Solda köşede Dedeman Oteli yükseliyor. 2007'de açılan beş yıldızlı otelin 133 odası ve 266 yatak kapasitesi bulunuyor. Geçmiş yıllarda burada düzenlenen çeşitli programlara katılmıştım. En sonuncusu uyuşturucu bağımlılığı ile ilgili idi. Bazı bağımlılar ve aileleri de katılmıştı. Çıkışta annesi ile birlikte yanıma gelen gencin masum yüzü, annesinin çaresizliği halen gözlerimin önünde… İçim parçalanmıştı. Otel, yenileme çalışmaları dolayısıyla temmuz ayından beri kapalı. Yerinde daha önce güzel bir taş evin olduğunu duymuştum.
Meteoroloji Caddesinin sol tarafında boydan boya çeşitli dükkanlar sıralanıyor. Devlet Hastanesi burada iken çoğu eczane idi. Hastane ile beraber başka yerlere taşındılar, şimdi bir iki tanesi kalmış. Aralarında ne olduğunu bilmediğim kesme taştan demircağlı beş penceresi olan bir yapı var.
Yolun sağ tarafı boydan boya hastane alanı. Buraya ilk olarak 1903 yılında bir hastane binası yapılmış. Devrin Urfa Mutasarrıfı Ethem Bey, inşasına o sırada İttihatçılıktan dolayı Urfa'da sürgünde bulunan Mekteb-i İdadi Müdürü İhsan Şerif'i görevlendirmiş. Şerif Bey, canla başla çalışarak inşaatı 11 ayda bitirip hizmete açılmasını sağlamış.
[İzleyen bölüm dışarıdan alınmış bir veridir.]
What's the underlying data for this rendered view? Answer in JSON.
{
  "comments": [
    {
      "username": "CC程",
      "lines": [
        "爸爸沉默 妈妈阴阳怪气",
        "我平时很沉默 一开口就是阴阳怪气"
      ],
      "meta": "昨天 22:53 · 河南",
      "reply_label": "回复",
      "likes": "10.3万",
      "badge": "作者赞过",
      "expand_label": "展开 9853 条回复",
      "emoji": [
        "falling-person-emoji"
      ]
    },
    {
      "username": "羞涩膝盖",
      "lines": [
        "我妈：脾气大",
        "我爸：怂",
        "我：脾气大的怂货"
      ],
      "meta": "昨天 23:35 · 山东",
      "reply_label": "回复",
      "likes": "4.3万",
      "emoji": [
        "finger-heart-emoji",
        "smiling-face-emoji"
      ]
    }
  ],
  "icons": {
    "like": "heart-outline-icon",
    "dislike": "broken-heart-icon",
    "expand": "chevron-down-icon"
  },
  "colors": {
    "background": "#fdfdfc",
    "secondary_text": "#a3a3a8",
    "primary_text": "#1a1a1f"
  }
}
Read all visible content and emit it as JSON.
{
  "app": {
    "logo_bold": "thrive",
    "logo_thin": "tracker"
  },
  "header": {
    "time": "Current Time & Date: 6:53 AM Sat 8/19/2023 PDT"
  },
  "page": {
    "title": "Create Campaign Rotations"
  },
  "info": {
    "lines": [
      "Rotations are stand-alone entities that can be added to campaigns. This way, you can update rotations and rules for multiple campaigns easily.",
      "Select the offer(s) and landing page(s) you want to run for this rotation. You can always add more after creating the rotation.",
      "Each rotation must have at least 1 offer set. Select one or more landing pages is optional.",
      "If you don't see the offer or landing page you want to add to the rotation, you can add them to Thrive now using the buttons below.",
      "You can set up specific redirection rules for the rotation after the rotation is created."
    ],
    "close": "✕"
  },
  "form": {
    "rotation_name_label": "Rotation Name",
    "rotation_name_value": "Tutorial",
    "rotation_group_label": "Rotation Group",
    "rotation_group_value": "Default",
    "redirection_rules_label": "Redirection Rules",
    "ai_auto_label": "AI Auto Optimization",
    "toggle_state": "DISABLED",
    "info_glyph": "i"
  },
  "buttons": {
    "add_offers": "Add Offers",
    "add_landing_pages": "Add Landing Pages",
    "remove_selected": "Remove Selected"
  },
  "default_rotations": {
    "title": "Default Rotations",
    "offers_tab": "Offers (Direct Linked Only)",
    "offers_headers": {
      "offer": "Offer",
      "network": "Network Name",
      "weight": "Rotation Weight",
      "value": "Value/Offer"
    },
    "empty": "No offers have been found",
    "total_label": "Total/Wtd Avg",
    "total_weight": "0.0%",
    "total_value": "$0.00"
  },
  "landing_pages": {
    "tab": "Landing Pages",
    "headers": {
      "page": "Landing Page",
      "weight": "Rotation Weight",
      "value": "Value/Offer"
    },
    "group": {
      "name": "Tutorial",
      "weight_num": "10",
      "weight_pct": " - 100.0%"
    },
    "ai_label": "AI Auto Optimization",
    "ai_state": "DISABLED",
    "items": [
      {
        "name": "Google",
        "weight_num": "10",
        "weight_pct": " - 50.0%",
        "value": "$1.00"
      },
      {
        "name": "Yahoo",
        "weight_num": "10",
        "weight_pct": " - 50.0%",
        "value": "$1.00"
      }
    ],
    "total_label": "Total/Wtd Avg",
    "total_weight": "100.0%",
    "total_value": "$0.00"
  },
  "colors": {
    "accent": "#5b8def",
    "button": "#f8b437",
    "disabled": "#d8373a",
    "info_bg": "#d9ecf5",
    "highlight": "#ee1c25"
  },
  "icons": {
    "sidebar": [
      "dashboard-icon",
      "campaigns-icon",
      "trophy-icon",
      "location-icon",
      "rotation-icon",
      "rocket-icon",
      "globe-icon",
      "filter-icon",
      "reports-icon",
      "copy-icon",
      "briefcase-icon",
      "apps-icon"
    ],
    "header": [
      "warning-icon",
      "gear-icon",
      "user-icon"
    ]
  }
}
'Kesme taştan U planında, iki katlı olarak inşa edilen bu eser, güney cephesindeki sütunlar üzerine oturan balkonu ve bina köşelerindeki zarif sütunçeleriyle geleneksel mimari unsurların modern mimariye uygulandığı Urfa'daki en eski ve en güzel örneklerdendir.' (Cihat Kürkçüoğlu, Urfa, Fotoğraflarla Evvel Zaman içinde', s.550)
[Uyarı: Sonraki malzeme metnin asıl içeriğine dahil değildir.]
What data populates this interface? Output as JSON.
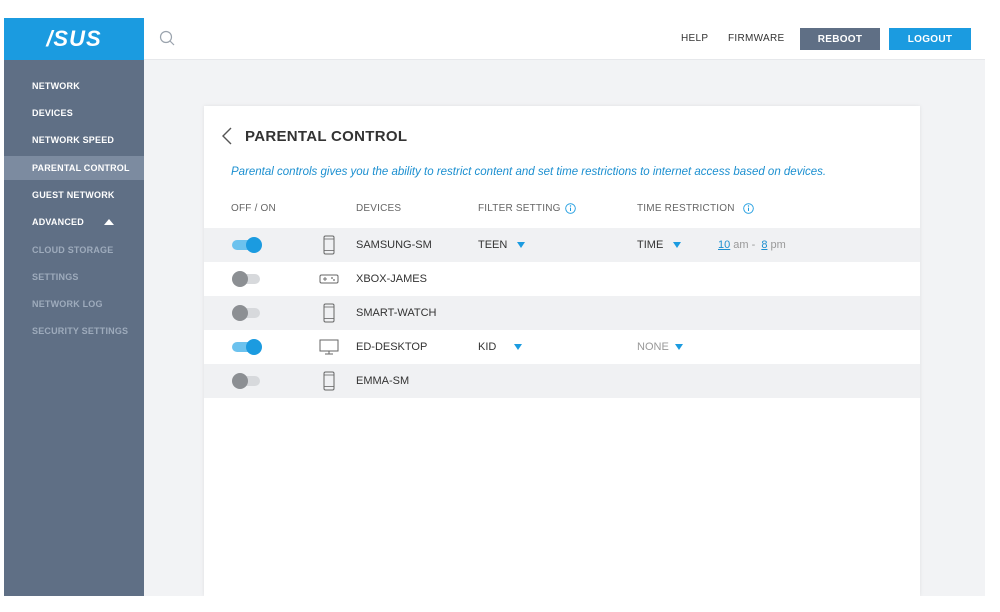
{
  "brand": {
    "logo": "/SUS"
  },
  "topbar": {
    "help": "HELP",
    "firmware": "FIRMWARE",
    "reboot": "REBOOT",
    "logout": "LOGOUT"
  },
  "sidebar": {
    "items": [
      {
        "label": "NETWORK"
      },
      {
        "label": "DEVICES"
      },
      {
        "label": "NETWORK SPEED"
      },
      {
        "label": "PARENTAL CONTROL"
      },
      {
        "label": "GUEST NETWORK"
      },
      {
        "label": "ADVANCED"
      },
      {
        "label": "CLOUD STORAGE"
      },
      {
        "label": "SETTINGS"
      },
      {
        "label": "NETWORK LOG"
      },
      {
        "label": "SECURITY SETTINGS"
      }
    ]
  },
  "page": {
    "title": "PARENTAL CONTROL",
    "description": "Parental controls gives you the ability to restrict content and set time restrictions to internet access based on devices."
  },
  "table": {
    "headers": {
      "toggle": "OFF / ON",
      "devices": "DEVICES",
      "filter": "FILTER SETTING",
      "time": "TIME RESTRICTION"
    },
    "rows": [
      {
        "enabled": true,
        "icon": "phone-icon",
        "device": "SAMSUNG-SM",
        "filter": "TEEN",
        "time": "TIME",
        "from": "10",
        "from_unit": "am",
        "sep": "-",
        "to": "8",
        "to_unit": "pm"
      },
      {
        "enabled": false,
        "icon": "gamepad-icon",
        "device": "XBOX-JAMES"
      },
      {
        "enabled": false,
        "icon": "watch-icon",
        "device": "SMART-WATCH"
      },
      {
        "enabled": true,
        "icon": "monitor-icon",
        "device": "ED-DESKTOP",
        "filter": "KID",
        "time": "NONE"
      },
      {
        "enabled": false,
        "icon": "phone-icon",
        "device": "EMMA-SM"
      }
    ]
  },
  "colors": {
    "accent": "#1b9be0",
    "sidebar": "#5f6f85",
    "sidebar_active": "#7c8ba0",
    "reboot": "#5f6f85"
  }
}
Gureba'ya (gariplere, kimsesiz ve yoksul insanlara) ücretsiz olarak sağlık hizmeti vermesinden dolayı o dönem devletin açtığı hastanelere genel olarak Gureba Hastanesi deniliyor. Urfa'daki bu hastanenin ismi ilk taslağında 'Zükur ve İnas Gureba Hastahanesi' (Erkek ve Kadın Garipler Hastanesi) olarak geçiyor. Sonradan Sultan İkinci Abdülhamid'in emriyle yapıldığı için 'Hamidiye Hastanesi' diye adlandırılmış. Hastanenin kurulmasından hemen sonra Urfa İsviçre Hastanesi'nde tabiplik görevinde bulunan Dr. Fischer başhekimlik görevine atanmış. Hekim ihtiyacını gidermek amacıyla da İstanbul'dan Op. Dr. Radilis Efendi adlı genç bir Rum cerrah getirilmiş. Onun sayesinde Urfa'da ilk defa fıtık ameliyatları gerçekleştirilmiş. 1909 tarihinde ise Şam Belediyesi'nde hekimlik görevinde bulunan İbrahim Hakkı Efendi adlı bir operatör görevlendirilmiş. (Mustafa Dağ, 'Cumhuriyetin İlk Yıllarında Urfa'da Sağlık Kurumları', Şehir ve İrfan Dergisi, 2017, Sayı 5, s.42-43)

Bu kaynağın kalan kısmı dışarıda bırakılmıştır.